Now it's up to you to figure out if and how it's possible to make the search engine perform better on these queries. How would you query a search engine if you wanted to know about these topics? Experiment a bit.

**Task 2**: Try to manually come up with ways to rewrite or reformulate the queries so the performance improves.

**Important**: Make sure that the query IDs match! Otherwise, evaluation will not work.


In [None]:
example_queries_rewritten = pd.DataFrame(
    [
        [
            "443848",
            "siberian husky training guide how to train a siberian husky puppy siberian husky training tips",
        ],
        [
            "1783010",
            "blasphemy definition meaning of blasphemy what is blasphemy religion",
        ],
        [
            "2838988",
            "remove cork from wine bottle without corkscrew",
        ],
    ],
    columns=["qid", "query"],
)
print("score after rewriting:", evaluate(example_queries_rewritten))

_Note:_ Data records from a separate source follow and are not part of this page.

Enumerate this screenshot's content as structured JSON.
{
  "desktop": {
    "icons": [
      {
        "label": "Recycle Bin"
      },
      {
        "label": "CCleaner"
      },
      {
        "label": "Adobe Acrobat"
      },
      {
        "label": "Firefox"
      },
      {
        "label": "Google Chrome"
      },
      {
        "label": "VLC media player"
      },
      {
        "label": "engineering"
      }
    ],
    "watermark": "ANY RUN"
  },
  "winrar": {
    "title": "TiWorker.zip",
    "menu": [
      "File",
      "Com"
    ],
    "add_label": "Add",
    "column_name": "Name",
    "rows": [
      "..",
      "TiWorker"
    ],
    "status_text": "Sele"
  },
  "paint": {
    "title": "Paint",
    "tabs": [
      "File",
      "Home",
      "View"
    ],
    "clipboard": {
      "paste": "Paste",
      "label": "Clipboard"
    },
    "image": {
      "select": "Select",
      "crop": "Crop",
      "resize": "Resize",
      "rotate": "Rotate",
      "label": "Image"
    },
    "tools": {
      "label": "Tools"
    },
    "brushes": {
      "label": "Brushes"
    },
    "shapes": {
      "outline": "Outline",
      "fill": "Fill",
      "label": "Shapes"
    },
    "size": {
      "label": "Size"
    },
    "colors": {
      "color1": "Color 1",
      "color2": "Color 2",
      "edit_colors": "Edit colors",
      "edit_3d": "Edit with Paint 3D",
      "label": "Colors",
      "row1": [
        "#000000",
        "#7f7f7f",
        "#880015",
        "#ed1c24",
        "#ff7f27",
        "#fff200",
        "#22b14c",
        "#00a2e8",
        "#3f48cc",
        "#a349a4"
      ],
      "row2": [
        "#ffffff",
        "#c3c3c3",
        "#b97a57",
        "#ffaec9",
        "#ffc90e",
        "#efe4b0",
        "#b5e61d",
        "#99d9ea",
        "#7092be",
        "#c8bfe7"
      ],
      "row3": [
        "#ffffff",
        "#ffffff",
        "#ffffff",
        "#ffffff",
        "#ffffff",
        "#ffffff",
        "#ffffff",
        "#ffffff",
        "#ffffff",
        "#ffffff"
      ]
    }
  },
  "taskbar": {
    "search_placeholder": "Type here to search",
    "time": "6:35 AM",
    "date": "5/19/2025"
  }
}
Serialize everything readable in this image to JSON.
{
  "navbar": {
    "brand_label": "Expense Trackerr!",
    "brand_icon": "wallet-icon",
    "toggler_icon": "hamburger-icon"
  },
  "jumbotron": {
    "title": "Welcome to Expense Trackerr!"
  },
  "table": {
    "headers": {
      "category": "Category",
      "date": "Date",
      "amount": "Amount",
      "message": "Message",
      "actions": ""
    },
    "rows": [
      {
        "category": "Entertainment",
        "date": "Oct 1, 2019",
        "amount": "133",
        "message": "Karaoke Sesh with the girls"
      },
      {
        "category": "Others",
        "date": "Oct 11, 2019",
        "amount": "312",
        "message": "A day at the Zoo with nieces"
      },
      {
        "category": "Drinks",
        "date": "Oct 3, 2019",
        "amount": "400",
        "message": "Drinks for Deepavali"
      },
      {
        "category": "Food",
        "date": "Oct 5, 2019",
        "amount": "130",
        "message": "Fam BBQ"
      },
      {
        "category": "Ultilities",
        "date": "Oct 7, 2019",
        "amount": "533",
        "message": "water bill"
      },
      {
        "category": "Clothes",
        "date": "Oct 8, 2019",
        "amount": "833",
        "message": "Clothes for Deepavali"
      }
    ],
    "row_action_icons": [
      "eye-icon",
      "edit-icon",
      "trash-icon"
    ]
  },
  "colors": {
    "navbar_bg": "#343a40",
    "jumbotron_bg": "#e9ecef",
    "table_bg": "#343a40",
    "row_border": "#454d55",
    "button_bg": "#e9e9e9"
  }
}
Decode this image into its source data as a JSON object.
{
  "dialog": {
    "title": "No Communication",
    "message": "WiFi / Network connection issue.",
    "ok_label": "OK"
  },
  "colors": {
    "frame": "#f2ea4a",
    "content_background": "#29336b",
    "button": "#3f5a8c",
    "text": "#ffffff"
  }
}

score after rewriting: 0.13508076017038914


# An automatic approach

In this last part, we'll try to come up with an automatic approach to perform query re-writing. Use your findings from task 2 for this.

**Task 3**: Implement a function that automatically re-writes any input query.

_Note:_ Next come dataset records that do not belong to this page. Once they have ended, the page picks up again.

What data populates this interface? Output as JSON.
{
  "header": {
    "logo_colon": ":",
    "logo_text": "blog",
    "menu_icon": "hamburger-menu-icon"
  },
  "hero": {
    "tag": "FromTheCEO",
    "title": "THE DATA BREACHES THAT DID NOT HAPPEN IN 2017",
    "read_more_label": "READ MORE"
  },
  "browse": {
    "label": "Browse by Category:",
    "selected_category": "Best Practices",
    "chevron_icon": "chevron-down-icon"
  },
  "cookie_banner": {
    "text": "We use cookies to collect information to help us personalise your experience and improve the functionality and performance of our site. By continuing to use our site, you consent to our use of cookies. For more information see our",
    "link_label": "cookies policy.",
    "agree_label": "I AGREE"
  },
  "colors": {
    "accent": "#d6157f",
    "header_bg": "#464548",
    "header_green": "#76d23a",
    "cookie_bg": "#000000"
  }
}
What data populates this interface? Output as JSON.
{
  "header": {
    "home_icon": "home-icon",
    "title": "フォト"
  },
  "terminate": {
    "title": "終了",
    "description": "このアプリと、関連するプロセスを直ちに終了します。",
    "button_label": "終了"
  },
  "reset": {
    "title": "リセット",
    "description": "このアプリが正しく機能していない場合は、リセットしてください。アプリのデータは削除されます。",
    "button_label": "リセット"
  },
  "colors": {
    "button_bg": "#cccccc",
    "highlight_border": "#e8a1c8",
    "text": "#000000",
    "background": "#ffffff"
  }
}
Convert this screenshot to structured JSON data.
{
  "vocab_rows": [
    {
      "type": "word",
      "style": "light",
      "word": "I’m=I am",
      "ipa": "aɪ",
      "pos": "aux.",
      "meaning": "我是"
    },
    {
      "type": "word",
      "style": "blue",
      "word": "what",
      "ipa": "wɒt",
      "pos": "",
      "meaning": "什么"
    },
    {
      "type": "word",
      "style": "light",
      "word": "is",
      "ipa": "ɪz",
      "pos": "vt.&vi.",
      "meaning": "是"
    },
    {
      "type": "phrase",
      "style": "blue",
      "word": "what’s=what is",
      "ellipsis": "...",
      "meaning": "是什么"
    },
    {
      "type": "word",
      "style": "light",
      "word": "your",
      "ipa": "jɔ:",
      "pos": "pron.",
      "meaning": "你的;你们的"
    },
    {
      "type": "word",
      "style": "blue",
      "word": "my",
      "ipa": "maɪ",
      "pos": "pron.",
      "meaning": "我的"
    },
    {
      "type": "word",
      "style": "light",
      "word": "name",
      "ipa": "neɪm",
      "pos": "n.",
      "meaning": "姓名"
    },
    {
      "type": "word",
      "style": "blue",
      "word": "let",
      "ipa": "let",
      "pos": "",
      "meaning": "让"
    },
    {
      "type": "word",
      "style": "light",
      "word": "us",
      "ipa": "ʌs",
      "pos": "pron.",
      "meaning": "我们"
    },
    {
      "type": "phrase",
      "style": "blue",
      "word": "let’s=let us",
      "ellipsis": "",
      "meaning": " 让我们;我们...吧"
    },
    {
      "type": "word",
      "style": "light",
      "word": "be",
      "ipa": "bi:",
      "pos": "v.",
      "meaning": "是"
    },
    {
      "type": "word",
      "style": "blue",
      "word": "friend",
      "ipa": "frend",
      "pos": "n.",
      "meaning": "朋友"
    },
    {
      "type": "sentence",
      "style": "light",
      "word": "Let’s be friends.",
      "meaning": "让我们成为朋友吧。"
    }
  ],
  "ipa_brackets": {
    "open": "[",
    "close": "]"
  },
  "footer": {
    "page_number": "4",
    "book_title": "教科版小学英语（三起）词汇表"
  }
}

You can use any approach or library you want for this task. However, keep in mind that simple ideas often work well!


In [90]:
import re
import nltk
from nltk.corpus import stopwords

# Ensure the stopwords list is downloaded
try:
    stop_words = set(stopwords.words('english'))
except LookupError:
    nltk.download('stopwords')
    stop_words = set(stopwords.words('english'))

def rewrite_query(query: str) -> str:
    # 1. Convert the entire query to lowercase for consistency
    query = query.lower()
    
    # 2. Remove punctuation (keeps only alphanumeric characters and spaces)
    query = re.sub(r'[^\w\s]', '', query)
    
    # 3. Split the query into individual words
    words = query.split()
    
    # 4. Filter out any words that are in the NLTK English stop words list
    filtered_words = [word for word in words if word not in stop_words]
    
    # 5. Rejoin the useful keywords into a single string
    return " ".join(filtered_words)

[nltk_data] Downloading package stopwords to
[nltk_data]     C:\Users\yutin\AppData\Roaming\nltk_data...
[nltk_data]   Unzipping corpora\stopwords.zip.


This time, we'll evalute on _all_ queries in the dataset. This will give us a more general result:


In [87]:
print("score:", evaluate_all())

score: 0.06179994498738492


Are you able to improve the overall performance using your rewriting approach?


In [91]:
print("score after rewriting", evaluate_all(rewrite_query))

score after rewriting 0.08758435072026084